Dublin-based Ryanair returned to AIA in February 2017 after a five-year absence, with planes taking off twice a week for both Malaga and Alicante.
It also started flights to the Portuguese hot spot of Faro, while a fourth new route, involving summer services to Malta, took off earlier this year.
When launching the Spanish flights, Ryanair and AIA bosses urged north-east passengers to “use them or lose them” – and show there was demand for more low-cost routes out of Aberdeen.
Ryanair argued that moves to reduce and potentially abolish air passenger duty could pave the way for more services from AIA and other Scottish airports.
But the carrier has now called time on one of its routes from the Granite City and the Aberdeen-Malaga flights will take off for the last time on October 25.
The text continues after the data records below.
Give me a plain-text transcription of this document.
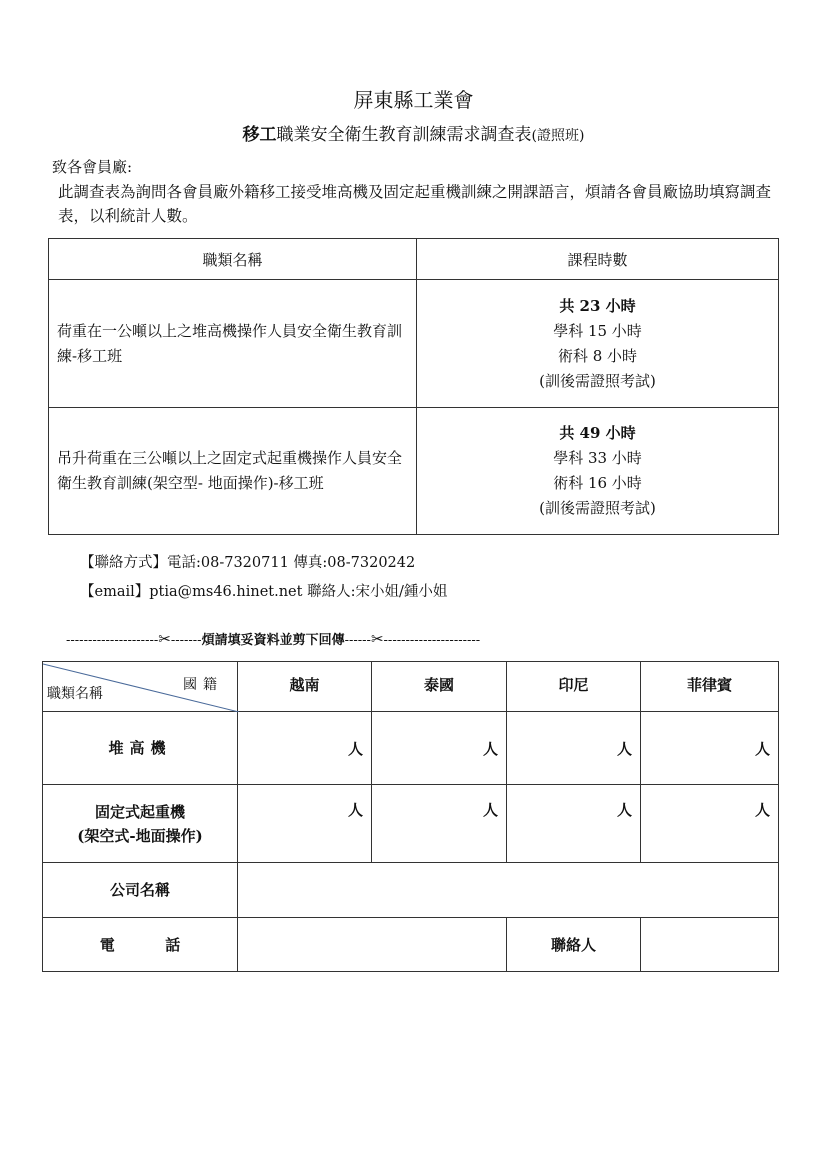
屏東縣工業會
移工職業安全衛生教育訓練需求調查表(證照班)
致各會員廠:
此調查表為詢問各會員廠外籍移工接受堆高機及固定起重機訓練之開課語言，煩請各會員廠協助填寫調查表，以利統計人數。
職類名稱	課程時數
荷重在一公噸以上之堆高機操作人員安全衛生教育訓練-移工班	共 23 小時
學科 15 小時
術科 8 小時
(訓後需證照考試)

吊升荷重在三公噸以上之固定式起重機操作人員安全衛生教育訓練(架空型- 地面操作)-移工班	共 49 小時
學科 33 小時
術科 16 小時
(訓後需證照考試)
【聯絡方式】電話:08-7320711 傳真:08-7320242
【email】ptia@ms46.hinet.net 聯絡人:宋小姐/鍾小姐
---------------------✂-------煩請填妥資料並剪下回傳------✂----------------------
國籍
職類名稱	越南	泰國	印尼	菲律賓
堆高機	人	人	人	人

固定式起重機
(架空式-地面操作)	人	人	人	人
公司名稱				
電 話			聯絡人	
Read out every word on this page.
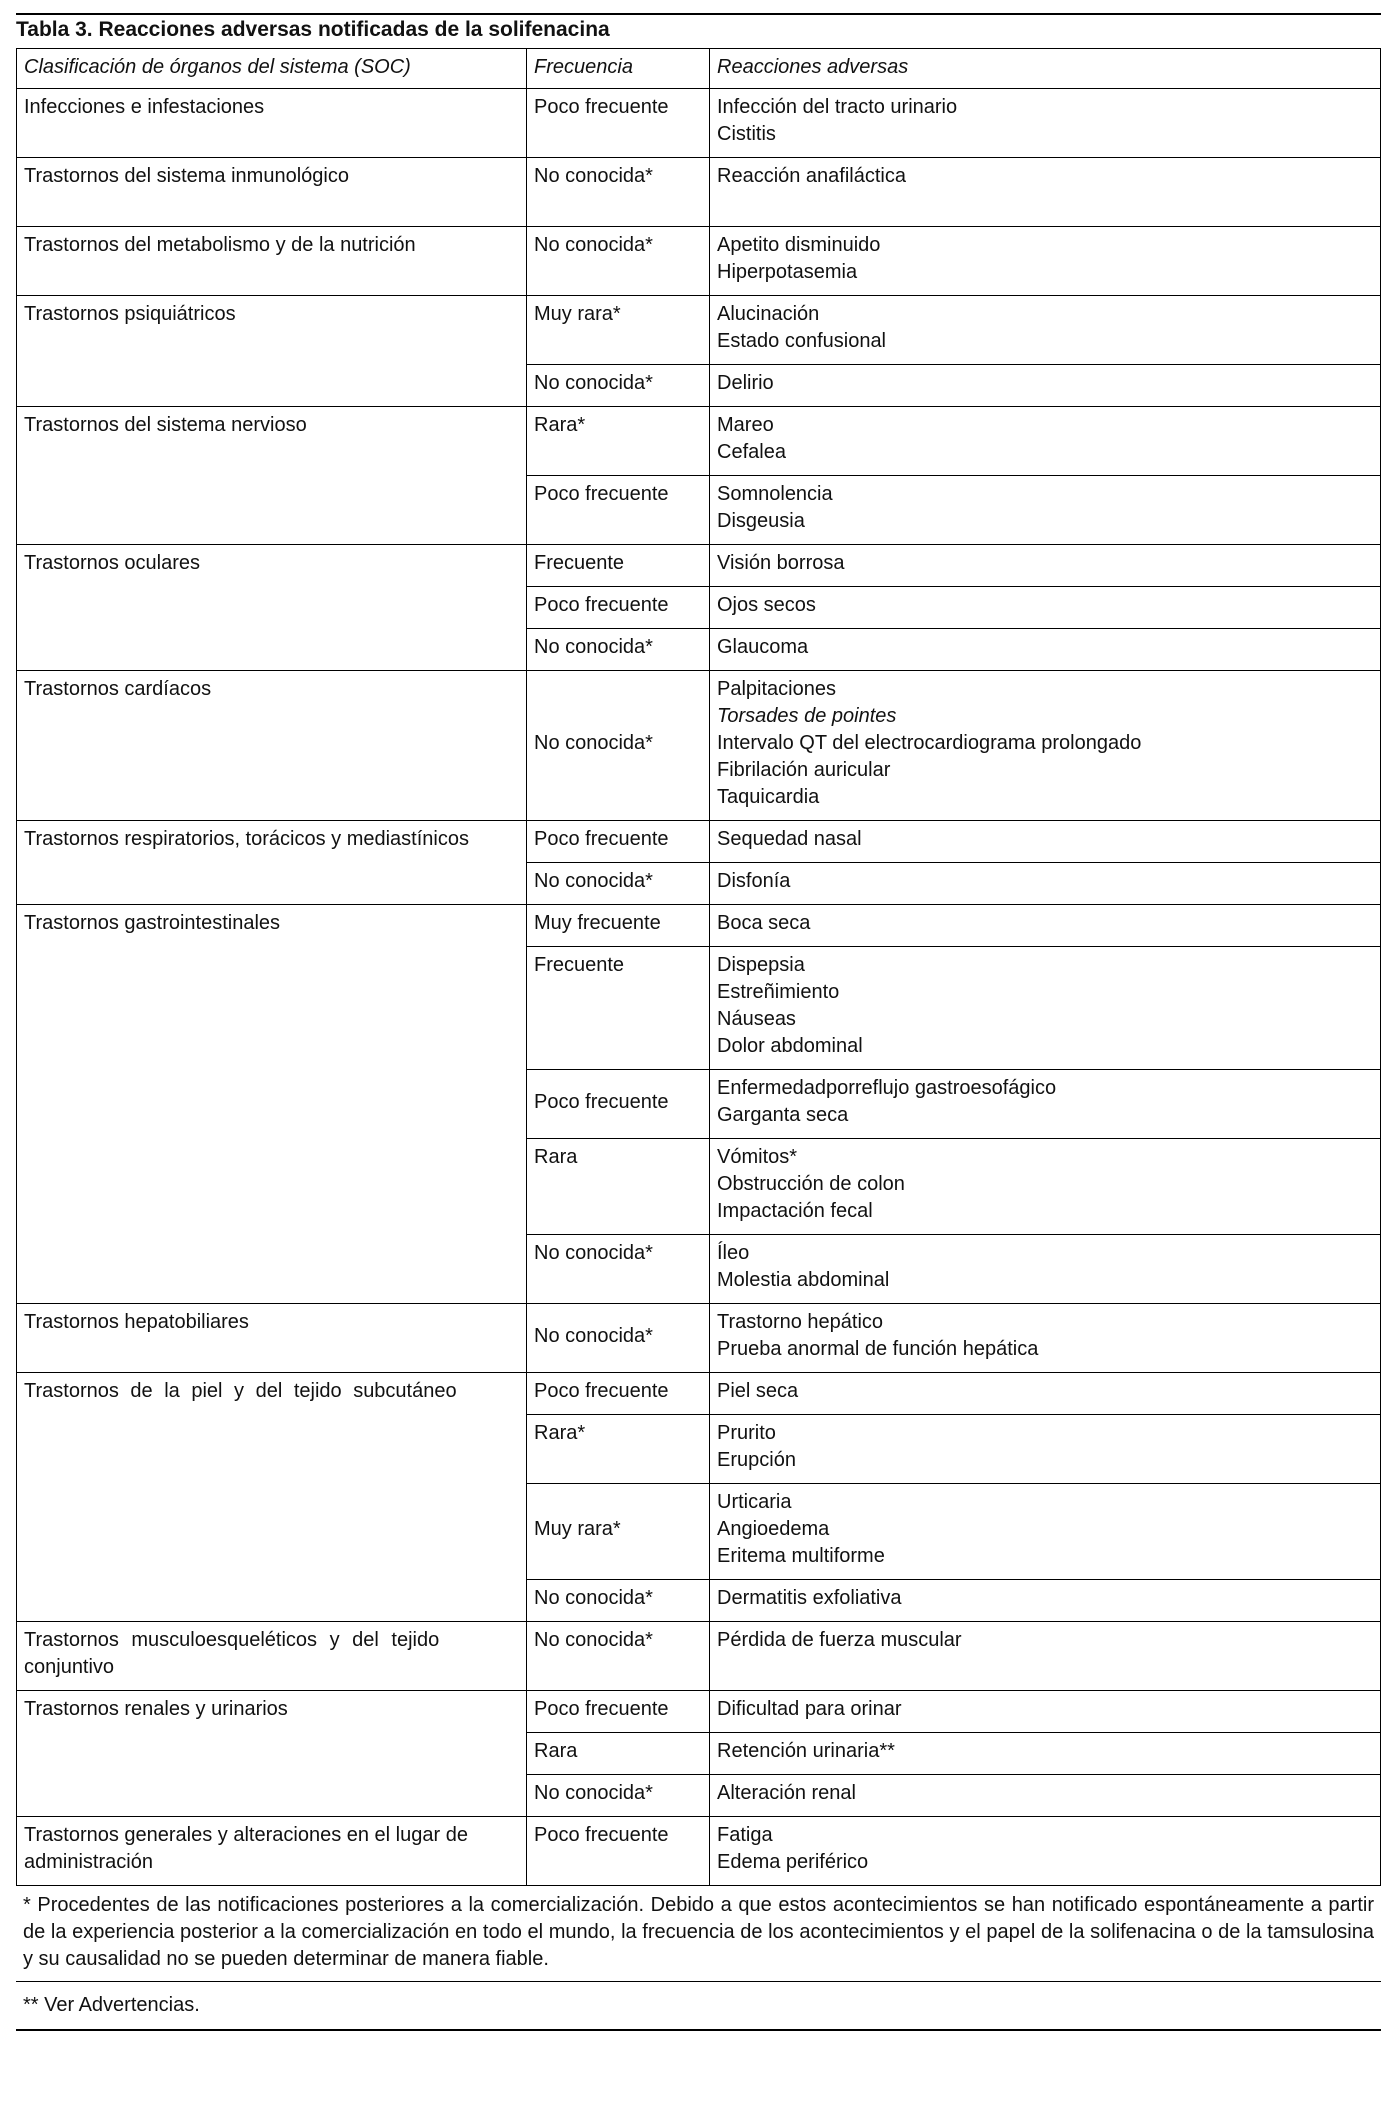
Tabla 3. Reacciones adversas notificadas de la solifenacina
Clasificación de órganos del sistema (SOC)	Frecuencia	Reacciones adversas
Infecciones e infestaciones	Poco frecuente	Infección del tracto urinario
Cistitis

Trastornos del sistema inmunológico	No conocida*	Reacción anafiláctica

Trastornos del metabolismo y de la nutrición	No conocida*	Apetito disminuido
Hiperpotasemia

Trastornos psiquiátricos	Muy rara*	Alucinación
Estado confusional

	No conocida*	Delirio

Trastornos del sistema nervioso	Rara*	Mareo
Cefalea

	Poco frecuente	Somnolencia
Disgeusia

Trastornos oculares	Frecuente	Visión borrosa

	Poco frecuente	Ojos secos

	No conocida*	Glaucoma

Trastornos cardíacos	No conocida*	Palpitaciones
Torsades de pointes
Intervalo QT del electrocardiograma prolongado
Fibrilación auricular
Taquicardia

Trastornos respiratorios, torácicos y mediastínicos	Poco frecuente	Sequedad nasal

	No conocida*	Disfonía

Trastornos gastrointestinales	Muy frecuente	Boca seca

	Frecuente	Dispepsia
Estreñimiento
Náuseas
Dolor abdominal

	Poco frecuente	Enfermedadporreflujo gastroesofágico
Garganta seca

	Rara	Vómitos*
Obstrucción de colon
Impactación fecal

	No conocida*	Íleo
Molestia abdominal

Trastornos hepatobiliares	No conocida*	Trastorno hepático
Prueba anormal de función hepática

Trastornos de la piel y del tejido subcutáneo	Poco frecuente	Piel seca

	Rara*	Prurito
Erupción

	Muy rara*	Urticaria
Angioedema
Eritema multiforme

	No conocida*	Dermatitis exfoliativa

Trastornos musculoesqueléticos y del tejido conjuntivo	No conocida*	Pérdida de fuerza muscular

Trastornos renales y urinarios	Poco frecuente	Dificultad para orinar

	Rara	Retención urinaria**

	No conocida*	Alteración renal

Trastornos generales y alteraciones en el lugar de administración	Poco frecuente	Fatiga
Edema periférico
* Procedentes de las notificaciones posteriores a la comercialización. Debido a que estos acontecimientos se han notificado espontáneamente a partir de la experiencia posterior a la comercialización en todo el mundo, la frecuencia de los acontecimientos y el papel de la solifenacina o de la tamsulosina y su causalidad no se pueden determinar de manera fiable.
** Ver Advertencias.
Ryanair said: “This route will not operate in winter 2018, however, we will continue to operate twice-weekly flights from Aberdeen to Alicante all year round.”
A spokesman for the airline said the Malaga decision was due to commercial reasons and added: “We will continue to monitor the performance of all routes across our network as we plan our 2019 schedules.”
The airport, which has just completed the second phase of a £20 million transformation project, has suffered a spate of route pull-outs this year.
Icelandair’s decision to axe flights between the Granite City and Kevlavik, Iceland’s international air hub, for “commercial reasons” came just weeks after German flag carrier Lufthansa scrapped its service from Aberdeen to Frankfurt.
Loganair also called time on its Aberdeen to Durham-Tees Valley Airport flights.
AIA no longer publishes monthly passenger figures, but it does submit them to the Civil Aviation Authority, whose records show 254,237 people used the north-east gateway in April.
This was 2% more than a year ago and reflects a sustained recovery in the airport’s fortunes after the recent economic downturn.
AIA managing director Carol Benzie said: “We are delighted to see passenger figures continuing to recover, with particularly good growth in our domestic routes.
“Looking ahead to the summer, the leisure routes are reporting strong load factors.”